Proteomic changes in rice leaves grown under open field high temperature stress conditions.

PMID 26323334


The interactive effect of temperature with other climatic and soil factors has profound influences on the growth and development of rice. The responses of rice to high temperatures under field conditions are more important than those under the controlled conditions. To understand the genes associated with high temperature stress response in general and tolerance in particular, the expression of all those genes associated with adaptation and tolerance in rice requires proteomic analysis. High temperature stress-tolerant cv. N22 was subjected to 28/18 °C (control) and 42/32 °C (high temperature stress) at flowering stage.
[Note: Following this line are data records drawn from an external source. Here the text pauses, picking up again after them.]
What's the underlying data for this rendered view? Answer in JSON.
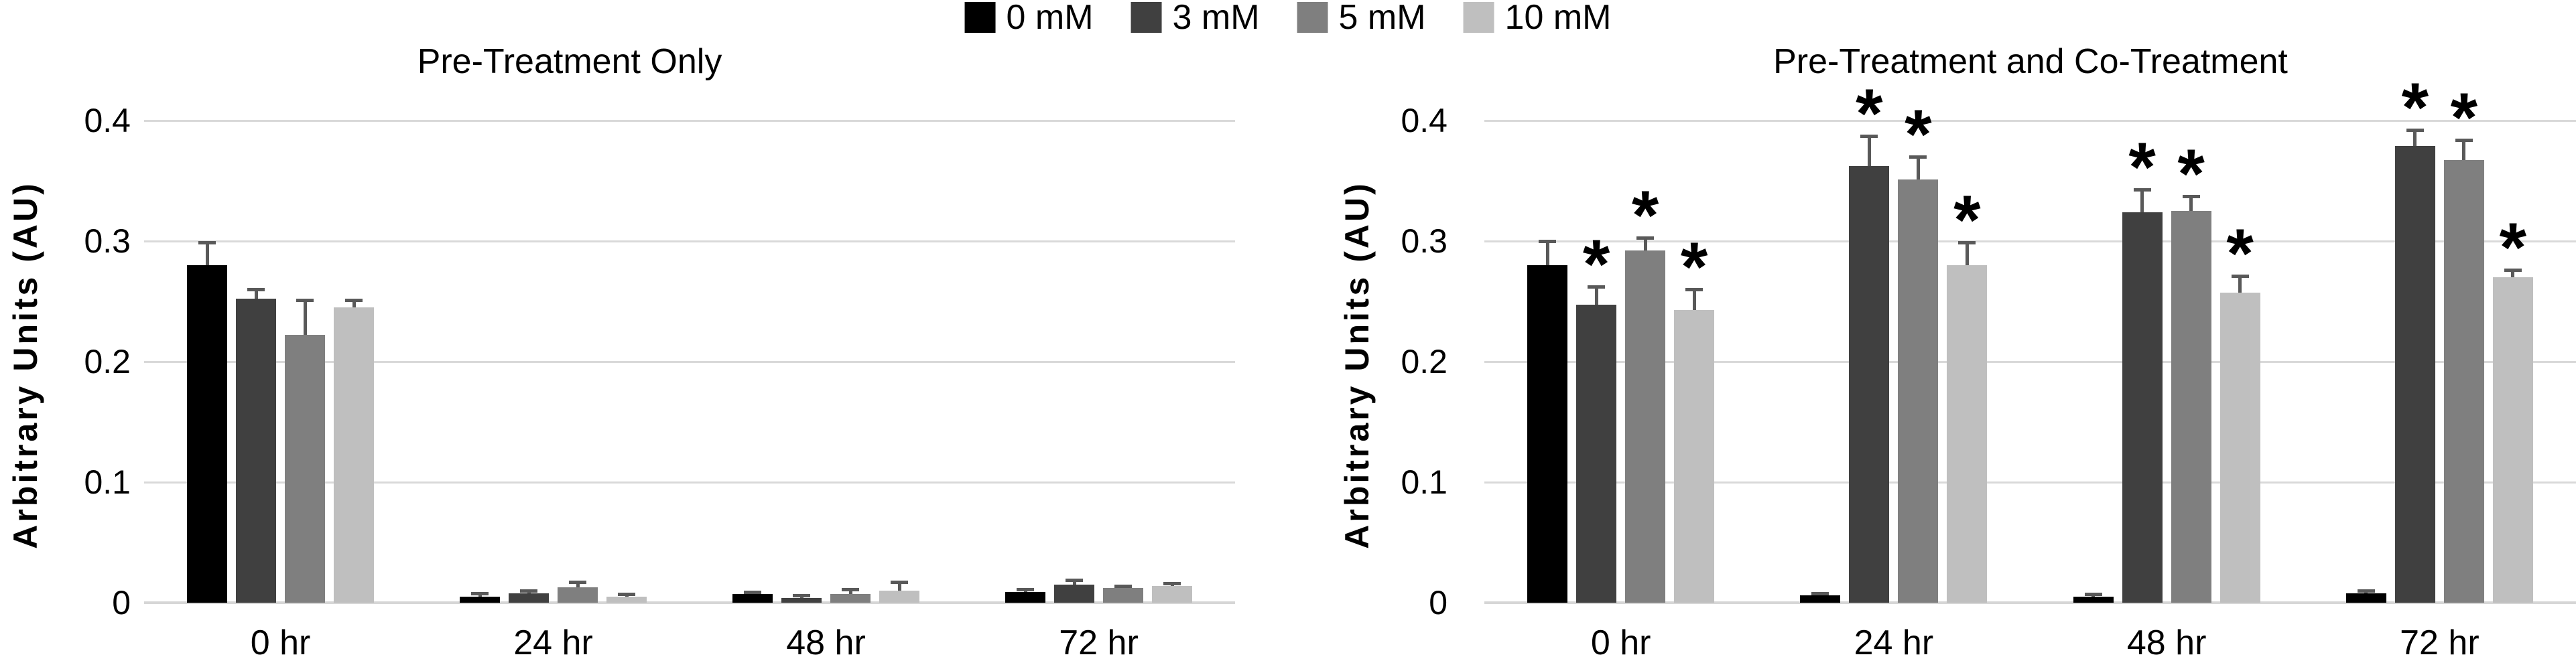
{
  "figure": {
    "background": "#ffffff"
  },
  "legend": {
    "position": "top-center",
    "items": [
      {
        "label": "0 mM",
        "color": "#000000"
      },
      {
        "label": "3 mM",
        "color": "#404040"
      },
      {
        "label": "5 mM",
        "color": "#7f7f7f"
      },
      {
        "label": "10 mM",
        "color": "#bfbfbf"
      }
    ]
  },
  "styles": {
    "gridline_color": "#d9d9d9",
    "error_bar_color": "#595959",
    "significance_marker": "*"
  },
  "chart_data": [
    {
      "type": "bar",
      "title": "Pre-Treatment Only",
      "ylabel": "Arbitrary Units (AU)",
      "xlabel": "",
      "categories": [
        "0 hr",
        "24 hr",
        "48 hr",
        "72 hr"
      ],
      "ylim": [
        0,
        0.4
      ],
      "yticks": [
        "0",
        "0.1",
        "0.2",
        "0.3",
        "0.4"
      ],
      "grid": true,
      "legend_position": "shared-top",
      "error_bars": true,
      "series": [
        {
          "name": "0 mM",
          "color": "#000000",
          "values": [
            0.28,
            0.005,
            0.007,
            0.009
          ],
          "errors": [
            0.019,
            0.003,
            0.002,
            0.002
          ],
          "significant": [
            false,
            false,
            false,
            false
          ]
        },
        {
          "name": "3 mM",
          "color": "#404040",
          "values": [
            0.252,
            0.008,
            0.004,
            0.015
          ],
          "errors": [
            0.008,
            0.002,
            0.002,
            0.004
          ],
          "significant": [
            false,
            false,
            false,
            false
          ]
        },
        {
          "name": "5 mM",
          "color": "#7f7f7f",
          "values": [
            0.222,
            0.013,
            0.007,
            0.012
          ],
          "errors": [
            0.029,
            0.004,
            0.004,
            0.002
          ],
          "significant": [
            false,
            false,
            false,
            false
          ]
        },
        {
          "name": "10 mM",
          "color": "#bfbfbf",
          "values": [
            0.245,
            0.005,
            0.01,
            0.014
          ],
          "errors": [
            0.006,
            0.002,
            0.007,
            0.002
          ],
          "significant": [
            false,
            false,
            false,
            false
          ]
        }
      ]
    },
    {
      "type": "bar",
      "title": "Pre-Treatment and Co-Treatment",
      "ylabel": "Arbitrary Units (AU)",
      "xlabel": "",
      "categories": [
        "0 hr",
        "24 hr",
        "48 hr",
        "72 hr"
      ],
      "ylim": [
        0,
        0.4
      ],
      "yticks": [
        "0",
        "0.1",
        "0.2",
        "0.3",
        "0.4"
      ],
      "grid": true,
      "legend_position": "shared-top",
      "error_bars": true,
      "series": [
        {
          "name": "0 mM",
          "color": "#000000",
          "values": [
            0.28,
            0.006,
            0.005,
            0.008
          ],
          "errors": [
            0.02,
            0.002,
            0.002,
            0.002
          ],
          "significant": [
            false,
            false,
            false,
            false
          ]
        },
        {
          "name": "3 mM",
          "color": "#404040",
          "values": [
            0.247,
            0.362,
            0.324,
            0.379
          ],
          "errors": [
            0.015,
            0.025,
            0.019,
            0.013
          ],
          "significant": [
            true,
            true,
            true,
            true
          ]
        },
        {
          "name": "5 mM",
          "color": "#7f7f7f",
          "values": [
            0.292,
            0.351,
            0.325,
            0.367
          ],
          "errors": [
            0.011,
            0.019,
            0.012,
            0.017
          ],
          "significant": [
            true,
            true,
            true,
            true
          ]
        },
        {
          "name": "10 mM",
          "color": "#bfbfbf",
          "values": [
            0.243,
            0.28,
            0.257,
            0.27
          ],
          "errors": [
            0.017,
            0.019,
            0.014,
            0.006
          ],
          "significant": [
            true,
            true,
            true,
            true
          ]
        }
      ]
    }
  ]
}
The plants were grown in the field under the free air temperature increment condition. The proteomic changes in rice leaves due to high temperature stress were discussed. The proteomes of leaves had about 3000 protein spots, reproducibly detected on 2-dimensional electrophoretic gels with 573 proteins differentially expressed between the control and the high temperature treatments. Putative physiological functions suggested five categories such as growth (15.4%), heat shock proteins (7.7%), regulatory proteins (26.9%), redox homeostasis proteins (11.5%) and energy and metabolism (38.5%) related proteins. The results of the present study suggest that cv. N22, an agronomically recognized temperature tolerant rice cultivar copes with high temperature stress in a complex manner. Several functional proteins play important roles in its responses. The predicted climate change events necessitate more studies using this cultivar under different simulated ecological conditions to identify proteomic changes and the associated genes to be used as biomarkers and to gain a better understanding on the biochemical pathways involved in tolerance.